Even as he joked, his mind was elsewhere – on Kerala, where he would soon have to return for better pay. Today’s wages would cover their food, nothing more, but it was still their most stable source of income.
His construction jobs pay by the week. When the work runs out, he wrestles with whether to stick it out, or return to help his family on the farm.
Rambali never finished high school and is now trying to save up for his son’s education. “It’s expensive, but I will keep working,” he said. “I just don’t want him to be a farmer.”

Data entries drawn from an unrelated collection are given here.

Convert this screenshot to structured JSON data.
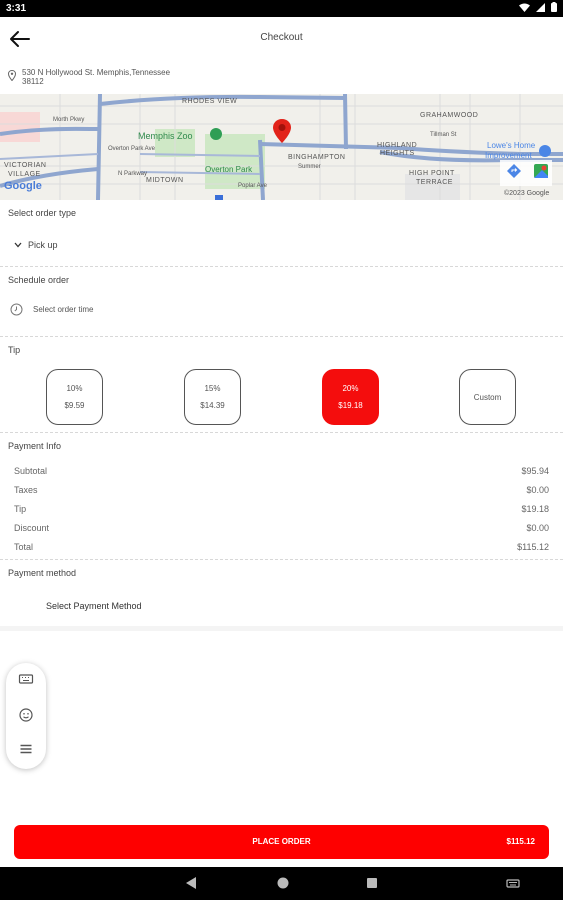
{
  "status_bar": {
    "time": "3:31"
  },
  "header": {
    "title": "Checkout"
  },
  "address": {
    "line1": "530 N Hollywood St. Memphis,Tennessee",
    "line2": "38112"
  },
  "map": {
    "labels": {
      "rhodes_view": "RHODES VIEW",
      "grahamwood": "GRAHAMWOOD",
      "morth_pkwy": "Morth Pkwy",
      "memphis_zoo": "Memphis Zoo",
      "overton_park_ave": "Overton Park Ave",
      "highland": "HIGHLAND",
      "heights": "HEIGHTS",
      "tillman_st": "Tillman St",
      "binghampton": "BINGHAMPTON",
      "lowes_1": "Lowe's Home",
      "lowes_2": "Improvement",
      "victorian": "VICTORIAN",
      "village": "VILLAGE",
      "midtown": "MIDTOWN",
      "overton_park": "Overton Park",
      "poplar_ave": "Poplar Ave",
      "n_parkway": "N Parkway",
      "summer": "Summer",
      "high_point_1": "HIGH POINT",
      "high_point_2": "TERRACE",
      "google": "Google",
      "copyright": "©2023 Google"
    }
  },
  "order_type": {
    "label": "Select order type",
    "value": "Pick up"
  },
  "schedule": {
    "label": "Schedule order",
    "placeholder": "Select order time"
  },
  "tip": {
    "label": "Tip",
    "options": [
      {
        "pct": "10%",
        "amount": "$9.59"
      },
      {
        "pct": "15%",
        "amount": "$14.39"
      },
      {
        "pct": "20%",
        "amount": "$19.18"
      },
      {
        "pct": "Custom",
        "amount": ""
      }
    ],
    "selected_index": 2
  },
  "payment_info": {
    "label": "Payment Info",
    "rows": [
      {
        "label": "Subtotal",
        "value": "$95.94"
      },
      {
        "label": "Taxes",
        "value": "$0.00"
      },
      {
        "label": "Tip",
        "value": "$19.18"
      },
      {
        "label": "Discount",
        "value": "$0.00"
      },
      {
        "label": "Total",
        "value": "$115.12"
      }
    ]
  },
  "payment_method": {
    "label": "Payment method",
    "select_label": "Select Payment Method"
  },
  "floating_menu": {
    "icons": [
      "keyboard-icon",
      "emoji-icon",
      "menu-icon"
    ]
  },
  "place_order": {
    "label": "PLACE ORDER",
    "amount": "$115.12"
  },
  "colors": {
    "accent": "#fe0000",
    "tip_active": "#f40d0d",
    "map_road": "#8fa6cf"
  }
}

Back at their home, Karishma and Geetanjali were in higher spirits. Their children played with sugar cane and old tires, weaving between the banana trees that flanked their brick house.
“Our husbands aren’t good-looking,” Geetanjali joked, “but their heart is pure. They never drink, never fight.”
Still, their lives together – and the prolonged separations – are never easy. Geetanjali smirked while pushing the hand pump for water, teasing her sister-in-law. “You should see Karishma when her husband comes home. As soon as he steps on the train from Kerala, she becomes the happiest in the village.”
“And what about you? You and your kids start screaming with joy!” Karishma shot back as she swept the courtyard.
“Below our laughs, we are still sad,” said Geetanjali, wiping her hands. “We are neither here nor there.”